La Ville de Québec formulait récemment une requête auprès du ministère de l’Environnement afin de soustraire le projet de tramway à une enquête du Bureau des audiences publiques sur l’environnement (BAPE). Chose aussi inusitée, cette démarche bénéficiait du support de groupements environnementaux, soit Vivre en ville, Accès transports viables et le Conseil régional de l’environnement - région de la Capitale-Nationale.

L’argumentaire principal justifiant cette requête reposait sur la volonté d’éviter les délais dans la réalisation du projet avant l’entrée en vigueur à la fin mars 2018 d’une nouvelle directive qui l’obligerait à passer par ce processus, sans oublier que le projet de tramway avait déjà reçu l’aval du gouvernement du Québec.

Mais, malgré cette demnande de la Ville de Québec, le Ministère informait les gestionnaires que le projet serait soumis à une enquête du BAPE afin d’analyser le futur tramway sous toutes ses coutures.

Le BAPE existe depuis 1978 et a conduit des centaines d’enquêtes afin de donner des avis au ministre de l’Environnement sur les impacts écologiques, sociaux et économiques de divers projets touchant les citoyens. Son rôle s’avère essentiel, mais une question se pose: pourquoi le BAPE est-il perçu par les villes et les promoteurs privés comme un organisme qui a pour effet de retarder indûment la réalisation de projets? Pourquoi le BAPE n’est-il pas plutôt perçu comme un organisme accompagnateur dans le respect de sa mission?

En visite officielle à Paris, François Legault annonçait cette semaine vouloir «doubler» les échanges commerciaux avec la France et tente de convaincre, au sommet économique de Davos, des gens d’affaires de venir investir au Québec. Le gouvernement du Québec devrait, en début de mandat, voir à ce que le BAPE soit perçu comme un organisme qui contribue à une forme d’acceptabilité sociale facilitant la mise en marche de projets essentiels pour l’équilibre socio-économique du Québec.

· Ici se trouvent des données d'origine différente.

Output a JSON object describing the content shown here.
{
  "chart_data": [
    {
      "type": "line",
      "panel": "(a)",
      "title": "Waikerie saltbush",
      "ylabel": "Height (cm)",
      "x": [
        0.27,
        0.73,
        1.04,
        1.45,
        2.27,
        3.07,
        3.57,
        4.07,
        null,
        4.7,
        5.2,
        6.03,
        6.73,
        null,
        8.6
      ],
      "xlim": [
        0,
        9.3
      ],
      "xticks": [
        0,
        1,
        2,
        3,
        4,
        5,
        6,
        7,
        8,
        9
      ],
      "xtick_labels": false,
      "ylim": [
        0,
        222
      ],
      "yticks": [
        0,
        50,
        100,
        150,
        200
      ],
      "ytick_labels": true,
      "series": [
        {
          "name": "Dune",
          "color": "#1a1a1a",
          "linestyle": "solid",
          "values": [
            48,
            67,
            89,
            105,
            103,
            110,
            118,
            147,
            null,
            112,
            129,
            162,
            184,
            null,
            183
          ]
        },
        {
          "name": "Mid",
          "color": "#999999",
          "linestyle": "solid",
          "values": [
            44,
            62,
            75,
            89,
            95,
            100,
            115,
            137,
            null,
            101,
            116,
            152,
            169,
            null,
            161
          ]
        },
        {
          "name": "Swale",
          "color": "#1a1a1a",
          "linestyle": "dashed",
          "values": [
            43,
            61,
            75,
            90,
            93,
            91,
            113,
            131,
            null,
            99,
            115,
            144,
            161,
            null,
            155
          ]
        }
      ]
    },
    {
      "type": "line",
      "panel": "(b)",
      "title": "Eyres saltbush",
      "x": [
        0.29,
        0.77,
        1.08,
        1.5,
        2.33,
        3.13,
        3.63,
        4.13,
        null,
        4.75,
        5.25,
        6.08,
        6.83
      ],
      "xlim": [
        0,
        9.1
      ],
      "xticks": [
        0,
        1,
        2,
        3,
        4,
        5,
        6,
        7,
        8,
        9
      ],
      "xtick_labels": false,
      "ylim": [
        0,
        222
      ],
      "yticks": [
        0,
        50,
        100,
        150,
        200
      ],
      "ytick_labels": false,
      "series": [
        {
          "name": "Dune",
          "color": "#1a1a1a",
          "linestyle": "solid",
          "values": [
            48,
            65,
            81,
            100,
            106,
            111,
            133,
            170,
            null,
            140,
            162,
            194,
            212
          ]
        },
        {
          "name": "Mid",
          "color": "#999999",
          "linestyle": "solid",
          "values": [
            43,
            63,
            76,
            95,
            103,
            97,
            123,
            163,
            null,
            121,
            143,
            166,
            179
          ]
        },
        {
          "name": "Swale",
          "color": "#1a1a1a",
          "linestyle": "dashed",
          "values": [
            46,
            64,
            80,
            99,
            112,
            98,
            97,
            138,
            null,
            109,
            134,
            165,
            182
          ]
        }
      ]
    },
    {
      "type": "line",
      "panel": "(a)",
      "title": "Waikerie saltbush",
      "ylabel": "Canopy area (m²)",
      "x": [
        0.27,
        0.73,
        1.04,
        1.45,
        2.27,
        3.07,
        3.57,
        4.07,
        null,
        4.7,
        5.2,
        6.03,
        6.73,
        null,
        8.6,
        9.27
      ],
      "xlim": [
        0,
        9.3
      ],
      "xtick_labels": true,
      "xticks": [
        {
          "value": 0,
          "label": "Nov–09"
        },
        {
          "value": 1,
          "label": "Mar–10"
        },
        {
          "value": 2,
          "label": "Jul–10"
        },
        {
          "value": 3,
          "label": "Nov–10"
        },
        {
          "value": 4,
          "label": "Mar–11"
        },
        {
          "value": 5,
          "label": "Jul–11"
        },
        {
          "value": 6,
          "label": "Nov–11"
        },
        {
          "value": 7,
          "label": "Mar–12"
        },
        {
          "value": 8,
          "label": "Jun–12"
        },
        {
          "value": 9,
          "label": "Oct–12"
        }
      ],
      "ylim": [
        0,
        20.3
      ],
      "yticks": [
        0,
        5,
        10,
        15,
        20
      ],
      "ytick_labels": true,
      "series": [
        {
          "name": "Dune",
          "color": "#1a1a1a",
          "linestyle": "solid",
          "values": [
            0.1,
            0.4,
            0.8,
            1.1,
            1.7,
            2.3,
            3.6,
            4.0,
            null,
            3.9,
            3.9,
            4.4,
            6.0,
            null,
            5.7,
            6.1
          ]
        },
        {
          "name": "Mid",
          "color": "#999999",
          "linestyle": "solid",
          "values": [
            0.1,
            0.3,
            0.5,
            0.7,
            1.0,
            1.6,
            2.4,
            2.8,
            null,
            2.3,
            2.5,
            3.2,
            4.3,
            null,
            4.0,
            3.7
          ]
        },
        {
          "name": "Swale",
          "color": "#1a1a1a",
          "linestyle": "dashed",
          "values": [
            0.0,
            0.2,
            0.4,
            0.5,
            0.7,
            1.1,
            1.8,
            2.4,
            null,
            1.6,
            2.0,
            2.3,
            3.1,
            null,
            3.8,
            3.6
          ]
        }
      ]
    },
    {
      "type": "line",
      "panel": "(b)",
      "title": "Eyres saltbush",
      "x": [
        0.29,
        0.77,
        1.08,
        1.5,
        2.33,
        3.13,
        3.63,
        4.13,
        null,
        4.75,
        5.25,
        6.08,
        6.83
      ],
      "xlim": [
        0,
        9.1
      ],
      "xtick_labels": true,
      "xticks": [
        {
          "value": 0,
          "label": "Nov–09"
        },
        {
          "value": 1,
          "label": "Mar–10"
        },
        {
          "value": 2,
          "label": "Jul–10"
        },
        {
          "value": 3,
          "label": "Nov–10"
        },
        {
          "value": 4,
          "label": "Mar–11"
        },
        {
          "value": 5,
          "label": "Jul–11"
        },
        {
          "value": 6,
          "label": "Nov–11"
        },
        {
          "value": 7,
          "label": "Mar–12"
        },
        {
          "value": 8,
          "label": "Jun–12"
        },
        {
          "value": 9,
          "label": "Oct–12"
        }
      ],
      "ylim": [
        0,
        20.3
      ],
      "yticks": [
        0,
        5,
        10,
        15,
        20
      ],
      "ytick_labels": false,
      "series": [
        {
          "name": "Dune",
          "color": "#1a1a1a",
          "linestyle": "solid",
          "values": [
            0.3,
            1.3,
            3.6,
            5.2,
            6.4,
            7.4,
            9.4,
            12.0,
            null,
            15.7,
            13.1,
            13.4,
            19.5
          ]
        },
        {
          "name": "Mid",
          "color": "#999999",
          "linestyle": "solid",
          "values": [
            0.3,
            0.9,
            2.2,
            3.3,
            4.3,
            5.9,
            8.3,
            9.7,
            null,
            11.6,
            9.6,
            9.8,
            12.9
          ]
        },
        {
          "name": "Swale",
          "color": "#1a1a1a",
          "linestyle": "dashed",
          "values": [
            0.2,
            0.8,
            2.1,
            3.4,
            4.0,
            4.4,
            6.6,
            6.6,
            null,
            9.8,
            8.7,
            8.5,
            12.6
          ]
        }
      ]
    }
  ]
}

Est-il possible en 2019 d’alléger le processus de planification de notre «bureaucratie verte» afin d’inclure dans sa mission un volet d’accompagnement des villes, des gouvernements et des promoteurs dans l’élaboration de leurs projets structurants, et ce, dans le respect de l’environnement? Pour y parvenir, nous proposons un cycle de consultation en deux étapes. Une étape préliminaire qui identifierait les défis et la marche à suivre pour la réussite d’un projet notamment au niveau de l’acceptabilité sociale. Cette étape autoriserait la poursuite d’un projet d’investissement avec des recommandations et par la suite une 2e étape qui appuierait la mise en place du projet d’investissement structurant.

La réputation du BAPE est à refaire, on pourrait le renommer Bureau d’Accompagnement et d’Acceptabilité sociale pour les Projets d’impact sur l’Environnement BAAPE. Nous ne sommes plus à l’ère de la confrontation en environnement, mais plutôt dans une culture de concertation axée sur le dialogue et l’action, d’où l’importance d’agir dans l’accompagnement et l’acceptabilité sociale des projets d’investissement structurant.